On That New Aesthetic

by Adam Robbert

I can’t rightly tell you what it’s about, nor can I really tell you where it’s going. But the New Aesthetic seems worthy of a mention here. Part of me is interested because it puts what media ecologists do into a new light, one perhaps more native to young cultural creatives. Another part of me is interested because a connection with object-oriented ontology has already been made, and the comparison seems apt. Most of me is interested, however, because it’s trying to describe a phenomenon that I see unfolding in San Francisco on a regular basis. Actually, it would probably be more fair to say that the people involved in the New Aesthetic are in the business of creating and manipulating new media ecologies than with studying them from an academic point of view. I think this is worthy of some attention.
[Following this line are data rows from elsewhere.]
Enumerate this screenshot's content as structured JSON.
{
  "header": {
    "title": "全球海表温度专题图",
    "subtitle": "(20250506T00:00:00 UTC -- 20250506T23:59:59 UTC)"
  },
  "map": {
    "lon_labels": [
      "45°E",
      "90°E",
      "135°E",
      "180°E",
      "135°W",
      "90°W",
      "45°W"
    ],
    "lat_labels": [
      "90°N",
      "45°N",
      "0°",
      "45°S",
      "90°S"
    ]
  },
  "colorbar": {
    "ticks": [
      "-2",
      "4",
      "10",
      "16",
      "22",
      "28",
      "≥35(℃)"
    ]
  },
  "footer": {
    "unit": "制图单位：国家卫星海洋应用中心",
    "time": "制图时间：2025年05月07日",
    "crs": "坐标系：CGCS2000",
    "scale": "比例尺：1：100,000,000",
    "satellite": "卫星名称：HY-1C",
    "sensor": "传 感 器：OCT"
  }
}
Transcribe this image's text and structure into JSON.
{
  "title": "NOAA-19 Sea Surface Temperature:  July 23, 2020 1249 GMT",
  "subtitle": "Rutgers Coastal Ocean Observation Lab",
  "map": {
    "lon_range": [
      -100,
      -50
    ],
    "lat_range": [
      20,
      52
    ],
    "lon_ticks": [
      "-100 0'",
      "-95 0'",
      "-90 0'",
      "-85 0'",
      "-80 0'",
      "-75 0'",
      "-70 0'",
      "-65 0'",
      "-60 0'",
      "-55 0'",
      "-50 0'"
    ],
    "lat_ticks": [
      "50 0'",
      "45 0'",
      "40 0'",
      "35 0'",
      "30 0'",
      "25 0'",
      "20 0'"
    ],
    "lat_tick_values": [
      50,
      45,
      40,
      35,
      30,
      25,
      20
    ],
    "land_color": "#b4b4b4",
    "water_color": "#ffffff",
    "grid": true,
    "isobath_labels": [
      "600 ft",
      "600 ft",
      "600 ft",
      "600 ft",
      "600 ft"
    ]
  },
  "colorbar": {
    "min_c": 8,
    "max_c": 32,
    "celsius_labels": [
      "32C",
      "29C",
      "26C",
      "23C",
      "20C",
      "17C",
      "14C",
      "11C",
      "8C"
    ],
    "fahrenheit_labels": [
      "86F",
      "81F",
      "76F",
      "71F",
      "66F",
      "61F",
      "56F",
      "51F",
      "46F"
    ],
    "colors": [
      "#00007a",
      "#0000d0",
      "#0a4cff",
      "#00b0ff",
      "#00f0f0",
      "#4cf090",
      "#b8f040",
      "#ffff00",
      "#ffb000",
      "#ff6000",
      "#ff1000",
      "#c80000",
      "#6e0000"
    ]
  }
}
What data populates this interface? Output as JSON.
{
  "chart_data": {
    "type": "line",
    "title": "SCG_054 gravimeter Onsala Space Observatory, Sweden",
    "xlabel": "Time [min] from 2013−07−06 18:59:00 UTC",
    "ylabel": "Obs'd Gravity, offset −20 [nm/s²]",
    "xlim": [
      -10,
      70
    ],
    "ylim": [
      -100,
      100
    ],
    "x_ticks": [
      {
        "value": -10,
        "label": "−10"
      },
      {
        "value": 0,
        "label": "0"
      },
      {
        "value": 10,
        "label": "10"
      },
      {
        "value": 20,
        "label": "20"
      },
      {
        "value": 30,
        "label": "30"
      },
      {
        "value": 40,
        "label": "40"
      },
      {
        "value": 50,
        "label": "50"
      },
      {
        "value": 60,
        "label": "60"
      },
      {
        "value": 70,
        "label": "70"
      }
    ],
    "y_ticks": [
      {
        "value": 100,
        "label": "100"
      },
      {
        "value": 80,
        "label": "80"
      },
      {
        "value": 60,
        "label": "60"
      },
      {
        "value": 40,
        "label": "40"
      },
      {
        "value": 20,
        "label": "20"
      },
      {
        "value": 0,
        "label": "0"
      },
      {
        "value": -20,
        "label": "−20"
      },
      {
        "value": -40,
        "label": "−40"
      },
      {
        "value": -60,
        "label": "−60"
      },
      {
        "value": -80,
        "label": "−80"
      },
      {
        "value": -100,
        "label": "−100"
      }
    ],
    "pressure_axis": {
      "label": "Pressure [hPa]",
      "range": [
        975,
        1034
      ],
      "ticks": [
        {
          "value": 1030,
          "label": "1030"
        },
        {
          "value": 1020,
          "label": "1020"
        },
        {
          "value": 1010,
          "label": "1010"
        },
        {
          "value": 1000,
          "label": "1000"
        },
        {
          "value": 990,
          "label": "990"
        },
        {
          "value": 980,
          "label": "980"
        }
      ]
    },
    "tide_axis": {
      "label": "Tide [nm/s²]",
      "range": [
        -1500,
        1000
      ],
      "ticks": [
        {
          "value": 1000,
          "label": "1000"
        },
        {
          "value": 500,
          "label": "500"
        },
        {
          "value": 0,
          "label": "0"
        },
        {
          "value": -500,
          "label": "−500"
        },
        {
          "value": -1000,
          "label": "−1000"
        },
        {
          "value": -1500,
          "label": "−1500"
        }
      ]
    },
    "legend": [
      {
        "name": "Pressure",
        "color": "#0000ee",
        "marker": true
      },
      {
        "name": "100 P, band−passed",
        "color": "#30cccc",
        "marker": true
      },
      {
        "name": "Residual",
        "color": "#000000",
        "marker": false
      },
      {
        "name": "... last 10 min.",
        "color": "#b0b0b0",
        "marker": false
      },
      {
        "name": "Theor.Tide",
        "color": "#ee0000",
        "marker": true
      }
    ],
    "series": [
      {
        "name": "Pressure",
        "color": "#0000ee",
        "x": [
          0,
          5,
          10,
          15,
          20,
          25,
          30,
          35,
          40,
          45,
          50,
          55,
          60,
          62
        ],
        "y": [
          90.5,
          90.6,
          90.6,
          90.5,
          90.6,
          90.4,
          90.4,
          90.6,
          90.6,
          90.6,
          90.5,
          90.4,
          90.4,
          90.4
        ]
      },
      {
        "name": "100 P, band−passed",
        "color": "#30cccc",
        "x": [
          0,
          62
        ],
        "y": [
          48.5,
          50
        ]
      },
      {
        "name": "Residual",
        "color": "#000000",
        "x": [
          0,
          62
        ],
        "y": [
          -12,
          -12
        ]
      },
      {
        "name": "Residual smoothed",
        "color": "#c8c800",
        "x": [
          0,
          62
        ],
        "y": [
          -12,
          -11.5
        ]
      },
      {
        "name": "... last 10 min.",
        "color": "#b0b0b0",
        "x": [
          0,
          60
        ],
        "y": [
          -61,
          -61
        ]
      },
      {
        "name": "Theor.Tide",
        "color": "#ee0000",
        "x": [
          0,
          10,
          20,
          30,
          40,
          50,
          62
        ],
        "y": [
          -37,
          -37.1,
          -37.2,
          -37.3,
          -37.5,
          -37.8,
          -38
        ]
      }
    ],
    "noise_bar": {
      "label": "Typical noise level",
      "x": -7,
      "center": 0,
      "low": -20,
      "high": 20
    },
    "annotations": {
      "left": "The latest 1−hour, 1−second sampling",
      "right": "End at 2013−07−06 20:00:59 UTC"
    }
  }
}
The New Aesthetic seems to have its roots in London (with a tumblr as its homebase HERE) and is only making waves in the states after a showing at SXSW — the annual music, art, and technology event held in Austin, Texas every year. Bruce Sterling seems to have written the touchstone essay on the topic HERE with a range of response essays already online HERE and some further comments and criticisms HERE. In his essay, Sterling writes, “The “New Aesthetic” is a native product of modern network culture. It’s from London, but it was born digital, on the Internet. The New Aesthetic is a ‘theory object’ and a ‘shareable concept’” and that,

This is one of those moments when the art world slides over toward a visual technology and tries to get all metaphysical. This is the attempted imposition on the public of a new way of perceiving reality. These things occur. They often take a while to blossom. Sometimes they’re as big and loud as Cubism, sometimes they perish like desert roses mostly unseen. But they always happen for good and sufficient reasons. Our own day has those good and sufficient reasons.

The New Aesthetic concerns itself with “an eruption of the digital into the physical.” That eruption was inevitable. It’s been going on for a generation. It should be much better acculturated than it is. There are ways to make that stark, lava-covered ground artistically fertile and productive. Lush, humanistic, exotic crops will grow from that smoking, ashy techno-rubble of ours, someday. I live to think so. I’m all for that prospect. It’s exhilarating to see such things attempted, especially in a small auditorium before the straights catch on.

There’s a sense that this movement (if one can even call it that) is part of a larger effort to understand and create media in new ways. In San Francisco I find myself elbow to elbow with a technology-driven, mobile workforce. At coffee shops the city over these kids (some of them younger than me) are creating start-ups, working for tech companies, building apps, designing websites and largely designing the infrastructure that the rest of the world calls the internet. Surely this all has to do with the proximity of Google, Twitter, Apple, and the rest of silicon valley (all within an hour’s radius of each other) and so the corporate structure still casts a long shadow over the whole city.

But many of these kids are plugged into something else. It’s not just that San Francisco’s designers and programers are into technology; they’re also obsessed with retro, nostalgia, veganism, localism, camp, and low-fi photography made on HD cameras. I think there is something about this brand of urban localism (as pretentious as it can be) that’s forging an interesting connection between the DIY movement and the tech movement. It took me awhile to link my interest in media ecology with what was happening in cafés in the Mission district, but then it finally hit me — these kids are in the business of making things. I didn’t see it as such because where I see colored lines of code on a computer screen, these techies see objects and things; real entities about to be unleashed in the world.

To be sure, most of these new things are probably irrelevant pieces of cultural detritus, more junk polluting the mental atmosphere; but some of these creations will go on to implicate themselves in everything from national revolutions to philosophy movements. Ian Bogost’s programming background and his new book Alien Phenomenology: Or What It’s Like to be a Thing makes a lot more sense in this context. One commentator has already made the connection with the New Aesthetic:

The New Aesthetic is a visible eruption of the mutual empathy between us and a class of new objects that are native to the 21st century. It consists of visual artifacts we make to help us imagine the inner lives of our digital objects and also of the visual representations produced by our digital objects as a kind of pigeon language between their inaccessible inner lives and ours. It’s the trace of interaction designers, surveillance drones, gesture recognition systems, fashion designers, image compression techniques, artists, CCTV networks, and filmmakers all “wondering about one another without getting confirmation.”

That last line is a quote from Bogost’s book, an exciting new addition to the OOO canon. Object-Oriented Ontology is, like the New Aesthetic, something substantially rooted in, but certainly not limited to, the internet and I don’t think anyone quite understands what these new mediums are doing to thought just yet. We have no McLuhan of the global theory object. In the end maybe we’re not dealing with a singular movement based in London (it’s hard to suggest what “based in” even means in this context) so much as a postnational attempt to grapple with the new media ecologies we find ourselves, for better or worse, immersed in.